Фандер видел, что за этим пустым разговором священник прячет собственную неуверенность, но знал, Новак смелый человек и необходимо просто немного подождать.
- Ты предупреди людей в селе, чтобы уходили в горы, - заполняя ожидание, попросил он. - Я дам знать, когда можно будет вернуться.
- Зачем? - удивился священник.
- Ты предупреди. Скажи, что я просил. И ты, и они знаете, я ничего попусту говорить не буду.
- Какая-то опасность есть? Какая?
Ответа не последовало. Как можно было передать словами то, что дано почувствовать далеко не каждому?
- Скажи, колдун, - неуверенно начал Новак. - Ты, говорят, видишь судьбу всякого человека?
Фандер слабо кивнул.
- Я переживу войну? - спросил священник.
Даже сейчас, стоя в густых дождливых и туманных сумерках ранней ночи в горах, Фандер видел, как дрожит тень вокруг тела спутника. Она была уже на некотором расстоянии от своего обладателя. Она заметно отслаивалась от ещё живой оболочки, дрожала и искажалась.
- Нет.
Этот тихий, едва различимый за шумом бушующей в реке воды, уверенный ответ заставил Новака сильно вздрогнуть. Он тяжело вздохнул и огляделся по сторонам.
- Когда?
- Скоро.
- Ты можешь исправить это?
В этом вопросе неожиданно прозвучало больше мольбы, чем в той безмолвной молитве, которая была сотворена на далёкой лесной поляне в окружении внемлющих теней.
- Могу. Но ты не согласишься принести такую жертву.

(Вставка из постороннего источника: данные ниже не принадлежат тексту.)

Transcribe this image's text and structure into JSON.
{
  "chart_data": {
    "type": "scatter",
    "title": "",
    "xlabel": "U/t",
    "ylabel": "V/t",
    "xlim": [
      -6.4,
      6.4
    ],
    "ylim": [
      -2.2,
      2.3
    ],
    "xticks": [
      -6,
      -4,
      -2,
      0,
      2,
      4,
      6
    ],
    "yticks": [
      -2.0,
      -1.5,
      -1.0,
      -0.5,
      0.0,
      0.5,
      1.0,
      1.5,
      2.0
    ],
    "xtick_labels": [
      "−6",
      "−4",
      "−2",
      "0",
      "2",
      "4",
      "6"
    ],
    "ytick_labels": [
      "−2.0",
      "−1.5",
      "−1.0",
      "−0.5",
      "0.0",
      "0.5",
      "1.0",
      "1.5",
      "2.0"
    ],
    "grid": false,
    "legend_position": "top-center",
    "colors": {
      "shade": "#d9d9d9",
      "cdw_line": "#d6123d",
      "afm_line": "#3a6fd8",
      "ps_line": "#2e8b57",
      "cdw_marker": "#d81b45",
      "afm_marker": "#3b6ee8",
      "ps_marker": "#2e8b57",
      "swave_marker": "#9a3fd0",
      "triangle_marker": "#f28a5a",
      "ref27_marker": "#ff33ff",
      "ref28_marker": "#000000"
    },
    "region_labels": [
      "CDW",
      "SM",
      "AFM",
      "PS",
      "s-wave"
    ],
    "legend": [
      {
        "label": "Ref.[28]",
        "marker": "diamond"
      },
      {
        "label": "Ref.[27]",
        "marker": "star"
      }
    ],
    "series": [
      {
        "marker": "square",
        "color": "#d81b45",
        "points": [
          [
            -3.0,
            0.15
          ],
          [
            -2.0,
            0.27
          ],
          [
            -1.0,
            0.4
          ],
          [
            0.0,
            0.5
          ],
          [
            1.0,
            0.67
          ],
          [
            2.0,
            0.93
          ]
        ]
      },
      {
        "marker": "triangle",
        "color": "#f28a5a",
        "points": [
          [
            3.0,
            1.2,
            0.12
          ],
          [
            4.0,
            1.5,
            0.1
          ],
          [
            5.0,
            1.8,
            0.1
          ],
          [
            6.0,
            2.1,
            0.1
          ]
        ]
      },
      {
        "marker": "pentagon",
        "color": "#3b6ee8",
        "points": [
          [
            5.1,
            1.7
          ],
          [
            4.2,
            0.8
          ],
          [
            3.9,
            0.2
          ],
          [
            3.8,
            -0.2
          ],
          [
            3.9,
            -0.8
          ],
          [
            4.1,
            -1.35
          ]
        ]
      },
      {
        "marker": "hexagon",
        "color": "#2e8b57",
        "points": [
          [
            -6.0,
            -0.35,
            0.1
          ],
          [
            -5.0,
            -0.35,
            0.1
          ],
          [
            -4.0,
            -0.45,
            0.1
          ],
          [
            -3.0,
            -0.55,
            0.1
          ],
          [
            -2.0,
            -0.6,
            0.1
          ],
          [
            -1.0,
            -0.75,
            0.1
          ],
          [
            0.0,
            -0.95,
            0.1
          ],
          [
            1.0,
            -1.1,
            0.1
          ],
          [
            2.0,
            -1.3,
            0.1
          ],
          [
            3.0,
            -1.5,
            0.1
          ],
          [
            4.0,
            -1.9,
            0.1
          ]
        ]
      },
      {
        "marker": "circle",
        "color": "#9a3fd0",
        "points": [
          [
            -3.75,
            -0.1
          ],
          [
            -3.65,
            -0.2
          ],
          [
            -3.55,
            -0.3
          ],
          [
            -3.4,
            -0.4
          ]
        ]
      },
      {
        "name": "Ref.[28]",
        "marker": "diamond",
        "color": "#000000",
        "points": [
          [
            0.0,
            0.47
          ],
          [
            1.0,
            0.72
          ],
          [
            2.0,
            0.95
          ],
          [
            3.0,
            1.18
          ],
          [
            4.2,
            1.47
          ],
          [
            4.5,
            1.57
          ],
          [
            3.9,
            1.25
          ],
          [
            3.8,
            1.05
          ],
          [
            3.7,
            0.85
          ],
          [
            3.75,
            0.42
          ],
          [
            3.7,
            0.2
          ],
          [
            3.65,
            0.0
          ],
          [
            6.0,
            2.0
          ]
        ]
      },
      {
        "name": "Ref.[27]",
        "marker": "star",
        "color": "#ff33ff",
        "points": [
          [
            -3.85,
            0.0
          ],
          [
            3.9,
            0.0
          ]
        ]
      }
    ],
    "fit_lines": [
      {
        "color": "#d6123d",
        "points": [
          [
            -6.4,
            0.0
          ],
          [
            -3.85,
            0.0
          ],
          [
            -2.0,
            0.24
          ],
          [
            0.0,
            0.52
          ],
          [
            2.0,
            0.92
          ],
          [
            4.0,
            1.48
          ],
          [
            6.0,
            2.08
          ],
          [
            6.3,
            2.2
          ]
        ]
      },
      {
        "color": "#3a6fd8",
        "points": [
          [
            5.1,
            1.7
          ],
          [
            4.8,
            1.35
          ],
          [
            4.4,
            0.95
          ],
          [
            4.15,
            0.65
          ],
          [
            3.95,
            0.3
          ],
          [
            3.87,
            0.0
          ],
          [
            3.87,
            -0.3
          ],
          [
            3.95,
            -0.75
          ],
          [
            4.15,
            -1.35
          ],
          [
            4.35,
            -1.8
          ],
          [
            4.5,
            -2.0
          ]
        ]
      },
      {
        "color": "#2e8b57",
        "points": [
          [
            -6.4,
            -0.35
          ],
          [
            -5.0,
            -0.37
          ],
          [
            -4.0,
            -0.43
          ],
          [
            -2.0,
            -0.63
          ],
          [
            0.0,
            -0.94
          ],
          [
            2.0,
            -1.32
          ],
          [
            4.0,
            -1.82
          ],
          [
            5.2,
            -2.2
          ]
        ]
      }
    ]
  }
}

- Почему? Что я должен сделать?
Ничего не тая, но коротко Фандер рассказал всё, что касалось одного из самых мощных заклятий. Разглашения тайны не боялся. Перед ним стоял ещё живой мертвец.
- Ты?! - воскликнул священник, хватая Фандера за плечи. - Ты это сделаешь? О, Господи мой Всевышний! Прости меня, слабого и грешного...
Он задрожал. Стоящий молча и неподвижно рядом с ним колдун чувствовал весь ужас, который липким и густым холодом наполнял каждую жилу в теле священника, ещё больше отталкивая тень.
- И ты это сделаешь?! - затряс его за плечи священник, потом оттолкнул и отвернулся.
- Это сделаешь ты, когда меня об этом попросишь, - тихо ответил ему Фандер.
- Нет, я тебя об этом просить не буду.
- Я знаю. Просто предупреди людей. Прощай.
Когда отец Евген привёл свои чувства в порядок и повернулся, чтобы ещё о чём-то спросить, но колдуна рядом уже не было. Где-то рядом грохотала и гремела на перекатах и порогах полноводная и свирепая Губничка. Дождливая темень плотно обступила дорогу, грозя сбросить одинокого путника с крутого берега в гремящую воду, но Евген уверенно пошёл к мосту, и дальше - по селу, чтобы выполнить срочное поручение колдуна, с которым ему пришлось за несколько лет не раз упокоевать погибших, которых война щедро разбрасывала не только на полях сражений, но и вдоль дорог. У него не было никаких поводов для недоверия колдуну. Он ни в чём не винил этого человека, планируя закончить свой последний день в молитвах и в одной из них обязательно попросить за Фандера. Идя по селу от хаты к хате, пугая своей просьбой сельчан, часто слыша в свой адрес сонную брань, остро, как никогда, чувствуя людские глупость и злобу, он думал, о чём же будет просить Бога. Прощения? Нет. Покоя? Нет. Долгих лет? Нет. Здоровья?..
Обойдя каждый двор, оповестив всех, он, наконец, вернулся в церковь.
Упав на колени перед алтарём, вскинув взор на скупо освещённый иконостас, он стал молить Бога о милости. Для всех.
К рассвету дождь только усилился. Тяжёлые дождевые струи разогнали вязкий ленивый туман, почти неделю неподвижным серым покрывалом лежавший на долине в межгорье. Дождевая вода многоголосым журчанием стекала с крыши, монотонно шумела в обвисших лапах застывшего и промокшего елового леса, окружающего, словно крепостными стенами, одиноко стоявшую усадьбу Фандера. Справивши необходимые дела по хозяйству, Иван под дождём набил мотыгой канавки по двору, давая сток лужам, которые от затяжного ненастья застоялись, стали зеленеть и неприятно пахнуть.